Je l’avais laissé passer, malgré des avis plutôt positifs. La chaleur, la farniente, deux bonnes raisons de me plonger dans Unité 8200 de l’israélien Dov Alfon.

AlfonUn passager de El Al est enlevé, ouvertement, à la sortie de la zone des bagages à Roissy. Le colonel Abadi, agent du Mossad en disgrâce se trouvait là par hasard (par hasard ?), et va se retrouver dans les pattes du commissaire Léger en charge de l’affaire. Ajoutez une belle blonde, des tueurs chinois, un hacker russo-israélien, des intrigues au sein des services israéliens, des politiques français spécialistes du jeu de la patate chaude, un mystérieux donateur suisse et quelques cadavres.
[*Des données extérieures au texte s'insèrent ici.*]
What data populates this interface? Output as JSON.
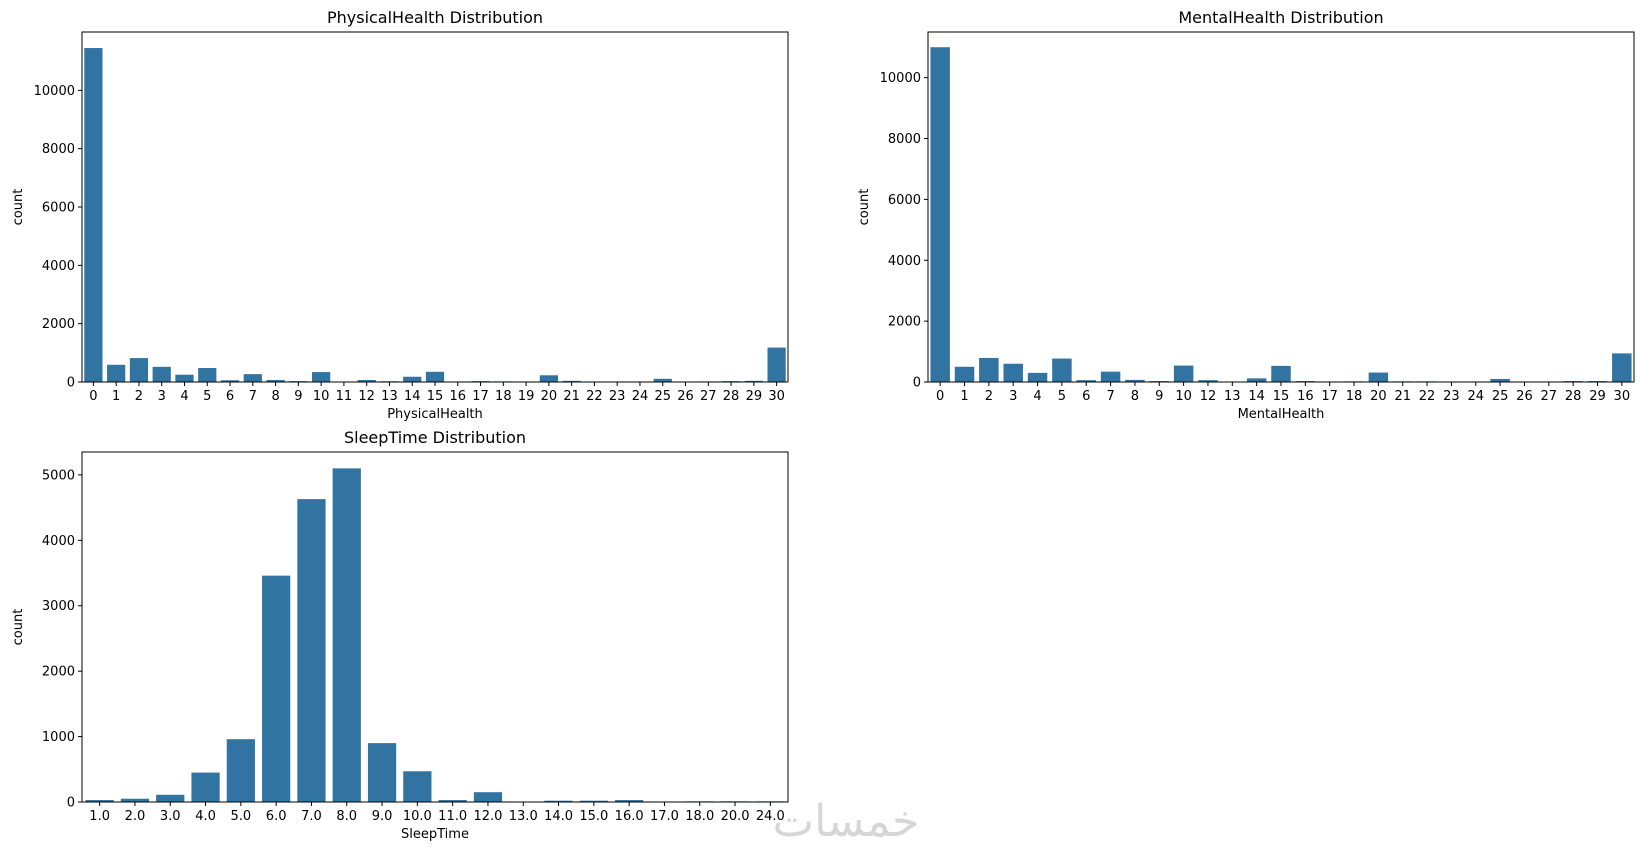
{
  "colors": {
    "bar": "#3274a1",
    "axis": "#000000",
    "watermark": "#cfcfcf"
  },
  "watermark": "خمسات",
  "chart_data": [
    {
      "type": "bar",
      "title": "PhysicalHealth Distribution",
      "xlabel": "PhysicalHealth",
      "ylabel": "count",
      "ylim": [
        0,
        12000
      ],
      "yticks": [
        0,
        2000,
        4000,
        6000,
        8000,
        10000
      ],
      "categories": [
        "0",
        "1",
        "2",
        "3",
        "4",
        "5",
        "6",
        "7",
        "8",
        "9",
        "10",
        "11",
        "12",
        "13",
        "14",
        "15",
        "16",
        "17",
        "18",
        "19",
        "20",
        "21",
        "22",
        "23",
        "24",
        "25",
        "26",
        "27",
        "28",
        "29",
        "30"
      ],
      "values": [
        11450,
        590,
        820,
        520,
        250,
        480,
        60,
        270,
        70,
        30,
        340,
        10,
        70,
        25,
        180,
        350,
        10,
        30,
        20,
        10,
        230,
        40,
        10,
        10,
        10,
        110,
        10,
        20,
        30,
        40,
        1180
      ]
    },
    {
      "type": "bar",
      "title": "MentalHealth Distribution",
      "xlabel": "MentalHealth",
      "ylabel": "count",
      "ylim": [
        0,
        11500
      ],
      "yticks": [
        0,
        2000,
        4000,
        6000,
        8000,
        10000
      ],
      "categories": [
        "0",
        "1",
        "2",
        "3",
        "4",
        "5",
        "6",
        "7",
        "8",
        "9",
        "10",
        "12",
        "13",
        "14",
        "15",
        "16",
        "17",
        "18",
        "20",
        "21",
        "22",
        "23",
        "24",
        "25",
        "26",
        "27",
        "28",
        "29",
        "30"
      ],
      "values": [
        11000,
        500,
        790,
        600,
        300,
        770,
        60,
        340,
        70,
        30,
        540,
        60,
        10,
        120,
        530,
        30,
        10,
        20,
        310,
        20,
        20,
        10,
        10,
        100,
        10,
        10,
        30,
        30,
        940
      ]
    },
    {
      "type": "bar",
      "title": "SleepTime Distribution",
      "xlabel": "SleepTime",
      "ylabel": "count",
      "ylim": [
        0,
        5350
      ],
      "yticks": [
        0,
        1000,
        2000,
        3000,
        4000,
        5000
      ],
      "categories": [
        "1.0",
        "2.0",
        "3.0",
        "4.0",
        "5.0",
        "6.0",
        "7.0",
        "8.0",
        "9.0",
        "10.0",
        "11.0",
        "12.0",
        "13.0",
        "14.0",
        "15.0",
        "16.0",
        "17.0",
        "18.0",
        "20.0",
        "24.0"
      ],
      "values": [
        30,
        50,
        110,
        450,
        960,
        3460,
        4630,
        5100,
        900,
        470,
        30,
        150,
        5,
        20,
        20,
        30,
        5,
        10,
        10,
        10
      ]
    }
  ]
}
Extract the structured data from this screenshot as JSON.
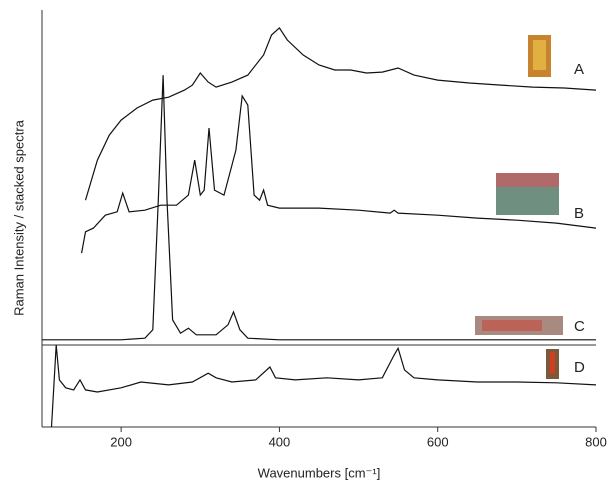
{
  "chart_data": {
    "type": "line",
    "xlabel": "Wavenumbers [cm⁻¹]",
    "ylabel": "Raman Intensity / stacked spectra",
    "xlim": [
      100,
      800
    ],
    "xticks": [
      200,
      400,
      600,
      800
    ],
    "ylim": [
      0,
      100
    ],
    "series": [
      {
        "name": "A",
        "color": "#111111",
        "x": [
          155,
          170,
          185,
          200,
          220,
          240,
          260,
          280,
          290,
          300,
          310,
          320,
          340,
          360,
          380,
          390,
          400,
          410,
          430,
          450,
          470,
          490,
          510,
          530,
          550,
          570,
          600,
          640,
          680,
          720,
          760,
          800
        ],
        "values": [
          54.4,
          64.0,
          70.0,
          73.6,
          76.5,
          78.4,
          79.1,
          80.8,
          82.0,
          84.9,
          82.7,
          81.5,
          82.7,
          84.4,
          89.2,
          94.0,
          95.7,
          92.8,
          89.2,
          86.8,
          85.6,
          85.6,
          84.9,
          85.1,
          86.1,
          84.4,
          83.2,
          82.5,
          82.0,
          81.5,
          81.3,
          80.8
        ]
      },
      {
        "name": "B",
        "color": "#111111",
        "x": [
          150,
          155,
          165,
          180,
          195,
          202,
          210,
          230,
          250,
          270,
          285,
          293,
          300,
          305,
          311,
          318,
          330,
          345,
          353,
          360,
          368,
          375,
          380,
          385,
          400,
          450,
          500,
          540,
          545,
          550,
          600,
          650,
          700,
          750,
          800
        ],
        "values": [
          41.7,
          46.8,
          47.7,
          50.8,
          51.6,
          56.1,
          51.6,
          52.0,
          53.2,
          53.2,
          55.6,
          64.0,
          55.6,
          56.8,
          71.7,
          56.8,
          55.6,
          66.4,
          79.4,
          77.2,
          55.6,
          54.4,
          56.8,
          53.2,
          52.5,
          52.5,
          52.0,
          51.3,
          52.0,
          51.3,
          50.8,
          50.1,
          49.6,
          48.9,
          47.7
        ]
      },
      {
        "name": "C",
        "color": "#111111",
        "x": [
          100,
          200,
          230,
          240,
          247,
          253,
          258,
          265,
          275,
          285,
          295,
          320,
          335,
          342,
          350,
          360,
          400,
          600,
          800
        ],
        "values": [
          20.9,
          20.9,
          21.3,
          23.3,
          54.4,
          84.4,
          54.4,
          25.7,
          22.5,
          23.7,
          22.1,
          22.1,
          24.5,
          27.6,
          23.3,
          21.3,
          20.9,
          20.9,
          20.9
        ]
      },
      {
        "name": "D",
        "color": "#111111",
        "x": [
          112,
          118,
          122,
          130,
          140,
          148,
          155,
          170,
          200,
          225,
          260,
          290,
          310,
          320,
          340,
          370,
          388,
          395,
          420,
          460,
          500,
          530,
          545,
          550,
          558,
          570,
          600,
          650,
          700,
          750,
          800
        ],
        "values": [
          0,
          19.7,
          11.3,
          9.4,
          8.9,
          11.3,
          8.9,
          8.4,
          9.4,
          10.8,
          10.1,
          10.8,
          12.9,
          11.8,
          10.8,
          11.3,
          14.4,
          11.8,
          11.3,
          11.8,
          11.3,
          11.8,
          17.3,
          18.9,
          13.7,
          11.8,
          11.3,
          10.8,
          10.8,
          10.6,
          10.1
        ]
      }
    ]
  }
}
Accélérez le tout, c’est parti.

Ce n’est pas le polar de l’année, ce n’est pas non plus du John Le Carré c’est certain. D’ailleurs l’auteur aurait gagné à avoir un éditeur qui l’oblige à simplifier quelques péripéties, et surtout des magouilles internes aux services qui restent bien obscures et ne font pas avancer le bazar.

Cette petite restriction faite, on ne s’ennuie pas une minute, ça va à fond, l’auteur rythme très bien ses passages d’un personnage à l’autre et les retournements de situation qui en résultent. On lit sourire aux lèvres, comme on regarde un James Bond et on referme le bouquin sans avoir vu le temps passer après une belle visite de Paris.

Une lecture d’été parfaite.

Dov Alfon / Unité 8200, (A long night in Paris, 2019), Liana Levi (2019) traduit de l’anglais par Françoise Bouillot.